Sedangkan al-Qurtubi mengomentari hal tertsebut berkata, bahwa bilangan dua,
tiga, empat, ini bukan menunjukkan diperbolehkannya mempunyai sembilan istri,
karena hal tersebut bertentangan dengan sunnah Rasul dan kesepakatan ulama yang
ada.
Bahkan ada
juga yang berpendapat bahwa wawu disitu berfaedah untuk mengumpulkan, pendapat
mereka didasarkan bahwa Nabi Saw. juga menikah dengan sembilan istri. Bahkan
sebagian dari mereka berpendapat lebih jauh lagi, yaitu boleh mempunyai delapan
belas istri. Lagi-lagi al-Qurtubi menyanggah bahwa pendapat tersebut adalah
pendapat orang-orang yang tidak mengerti bahasa dan tidak faham sunnah Nabi
Saw. dan tentu saja bertentangan dengan kesepakatan umat, karena belum pernah
ada seorang sahabat ataupun tabi’in yang berpoligami lebih dari empat, dan
begitu juga Ghailan yang beristri sepuluh wanita, ketika hendak masuk Islam
Nabi menyuruh untuk memilih empat diantaranya dan menceraikan yang lainnnya[10]. Maka
secara garis besar para Ulama salaf memperbolehkan poligami dengan berbagai
syarat dan ketentuan mampu berlaku adil kepada seluruh istrinya dalam hal
materi dan nafaqohnya.
C. Pendapat
Kontemporer
Untuk memahami
ayat diatas, para ulama kontemporer menggunakan pendekatan tafsir maudlu’i
(tematik) untuk lebih dapat menangkap pesan yang dikehendaki oleh ayat tersebut
dan tidak menafsirkan secara parsial dan terpisah-pisah.
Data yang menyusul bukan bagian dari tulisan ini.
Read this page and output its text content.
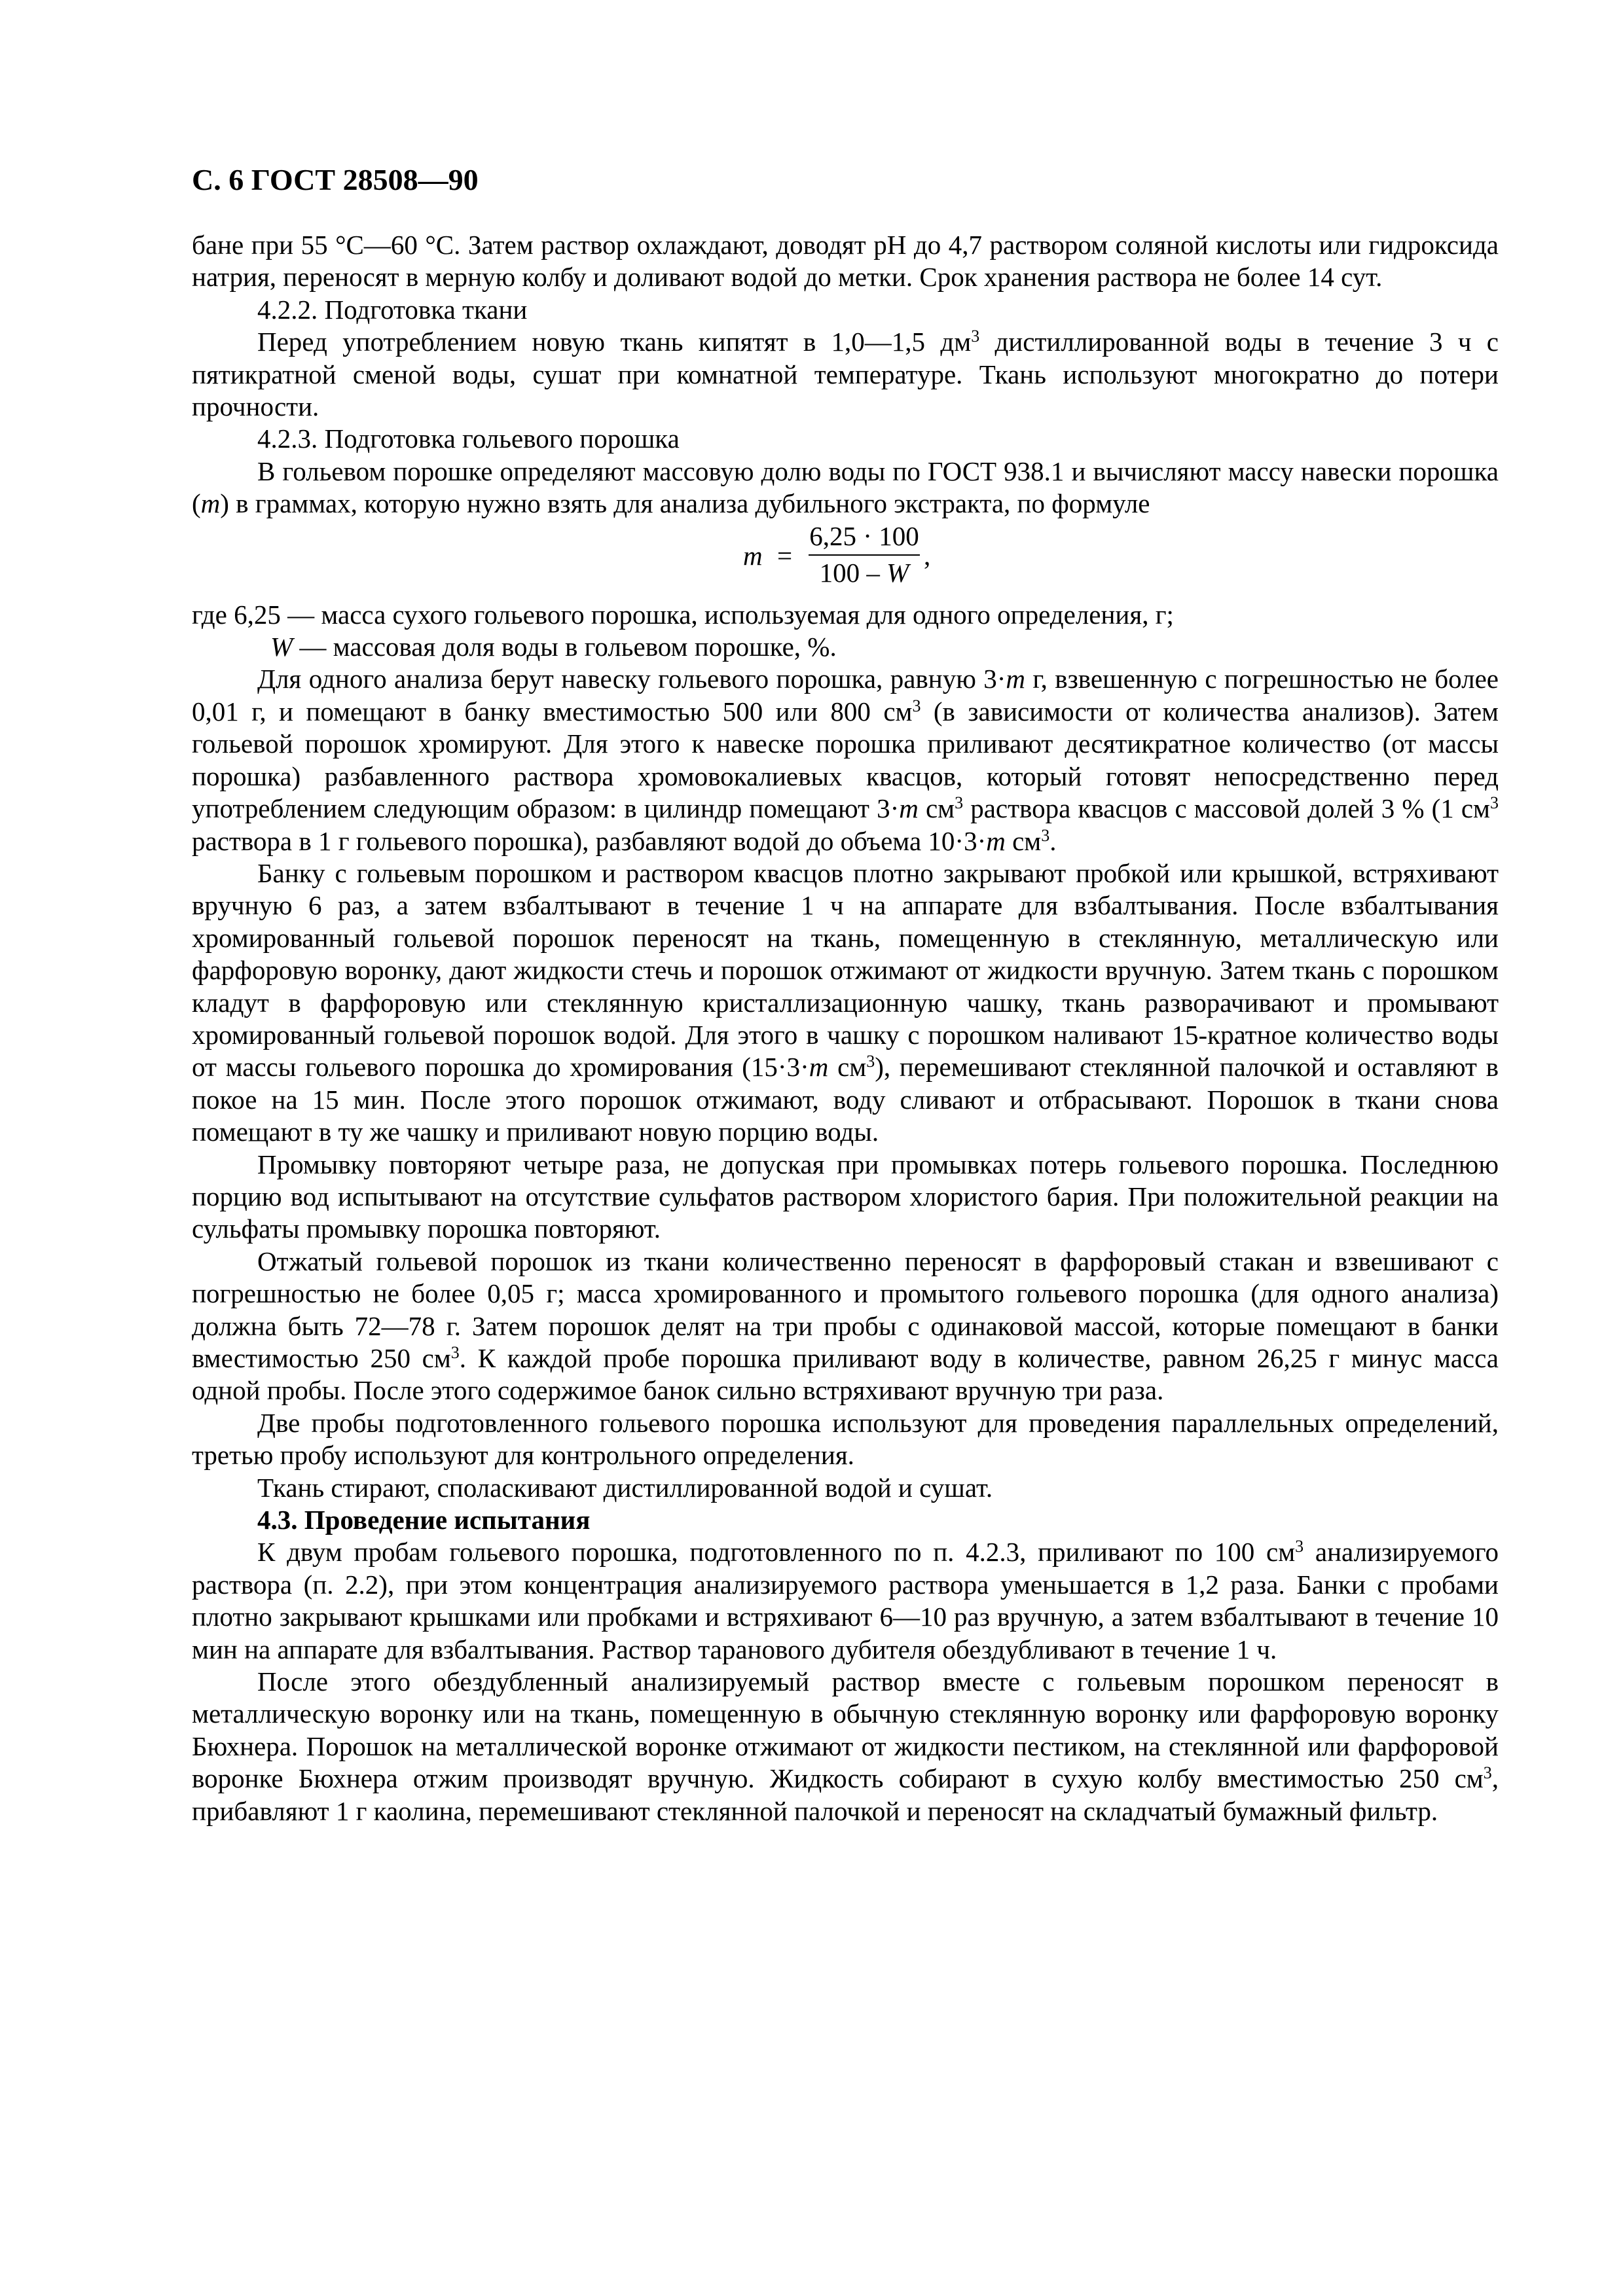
С. 6 ГОСТ 28508—90

бане при 55 °С—60 °С. Затем раствор охлаждают, доводят рН до 4,7 раствором соляной кислоты или гидроксида натрия, переносят в мерную колбу и доливают водой до метки. Срок хранения раствора не более 14 сут.

4.2.2. Подготовка ткани

Перед употреблением новую ткань кипятят в 1,0—1,5 $дм^3$ дистиллированной воды в течение 3 ч с пятикратной сменой воды, сушат при комнатной температуре. Ткань используют многократно до потери прочности.

4.2.3. Подготовка гольевого порошка

В гольевом порошке определяют массовую долю воды по ГОСТ 938.1 и вычисляют массу навески порошка (m) в граммах, которую нужно взять для анализа дубильного экстракта, по формуле

m =
6,25 · 100
100 – W
,

где 6,25 — масса сухого гольевого порошка, используемая для одного определения, г;

W — массовая доля воды в гольевом порошке, %.

Для одного анализа берут навеску гольевого порошка, равную 3·m г, взвешенную с погрешностью не более 0,01 г, и помещают в банку вместимостью 500 или 800 $см^3$ (в зависимости от количества анализов). Затем гольевой порошок хромируют. Для этого к навеске порошка приливают десятикратное количество (от массы порошка) разбавленного раствора хромовокалиевых квасцов, который готовят непосредственно перед употреблением следующим образом: в цилиндр помещают 3·m $см^3$ раствора квасцов с массовой долей 3 % (1 $см^3$ раствора в 1 г гольевого порошка), разбавляют водой до объема 10·3·m $см^3$.

Банку с гольевым порошком и раствором квасцов плотно закрывают пробкой или крышкой, встряхивают вручную 6 раз, а затем взбалтывают в течение 1 ч на аппарате для взбалтывания. После взбалтывания хромированный гольевой порошок переносят на ткань, помещенную в стеклянную, металлическую или фарфоровую воронку, дают жидкости стечь и порошок отжимают от жидкости вручную. Затем ткань с порошком кладут в фарфоровую или стеклянную кристаллизационную чашку, ткань разворачивают и промывают хромированный гольевой порошок водой. Для этого в чашку с порошком наливают 15-кратное количество воды от массы гольевого порошка до хромирования (15·3·m $см^3$), перемешивают стеклянной палочкой и оставляют в покое на 15 мин. После этого порошок отжимают, воду сливают и отбрасывают. Порошок в ткани снова помещают в ту же чашку и приливают новую порцию воды.

Промывку повторяют четыре раза, не допуская при промывках потерь гольевого порошка. Последнюю порцию вод испытывают на отсутствие сульфатов раствором хлористого бария. При положительной реакции на сульфаты промывку порошка повторяют.

Отжатый гольевой порошок из ткани количественно переносят в фарфоровый стакан и взвешивают с погрешностью не более 0,05 г; масса хромированного и промытого гольевого порошка (для одного анализа) должна быть 72—78 г. Затем порошок делят на три пробы с одинаковой массой, которые помещают в банки вместимостью 250 $см^3$. К каждой пробе порошка приливают воду в количестве, равном 26,25 г минус масса одной пробы. После этого содержимое банок сильно встряхивают вручную три раза.

Две пробы подготовленного гольевого порошка используют для проведения параллельных определений, третью пробу используют для контрольного определения.

Ткань стирают, споласкивают дистиллированной водой и сушат.

4.3. Проведение испытания

К двум пробам гольевого порошка, подготовленного по п. 4.2.3, приливают по 100 $см^3$ анализируемого раствора (п. 2.2), при этом концентрация анализируемого раствора уменьшается в 1,2 раза. Банки с пробами плотно закрывают крышками или пробками и встряхивают 6—10 раз вручную, а затем взбалтывают в течение 10 мин на аппарате для взбалтывания. Раствор таранового дубителя обездубливают в течение 1 ч.

После этого обездубленный анализируемый раствор вместе с гольевым порошком переносят в металлическую воронку или на ткань, помещенную в обычную стеклянную воронку или фарфоровую воронку Бюхнера. Порошок на металлической воронке отжимают от жидкости пестиком, на стеклянной или фарфоровой воронке Бюхнера отжим производят вручную. Жидкость собирают в сухую колбу вместимостью 250 $см^3$, прибавляют 1 г каолина, перемешивают стеклянной палочкой и переносят на складчатый бумажный фильтр.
Jelas ayat ini sangat
berkaitan erat dengan dua ayat sebelumnya, ayat pertama berbunyi :
يَا أَيُّهَا النَّاسُ اتَّقُوا رَبَّكُمُ الَّذِي خَلَقَكُمْ مِنْ
نَفْسٍ وَاحِدَةٍ وَخَلَقَ مِنْهَا زَوْجَهَا وَبَثَّ مِنْهُمَا رِجَالًا كَثِيرًا
وَنِسَاءً وَاتَّقُوا اللَّهَ الَّذِي تَسَاءَلُونَ بِهِ وَالْأَرْحَامَ إِنَّ
اللَّهَ كَانَ عَلَيْكُمْ رَقِيبًا.
“Hai sekalian manusia, bertakwalah kepada
Tuhan-mu yang Telah menciptakan kamu dari seorang diri, dan dari padanya Allah
menciptakan isterinya; dan dari pada keduanya Allah memperkembang biakkan
laki-laki dan perempuan yang banyak. dan bertakwalah kepada Allah yang dengan
(mempergunakan) nama-Nya kamu saling meminta satu sama lain, dan (peliharalah)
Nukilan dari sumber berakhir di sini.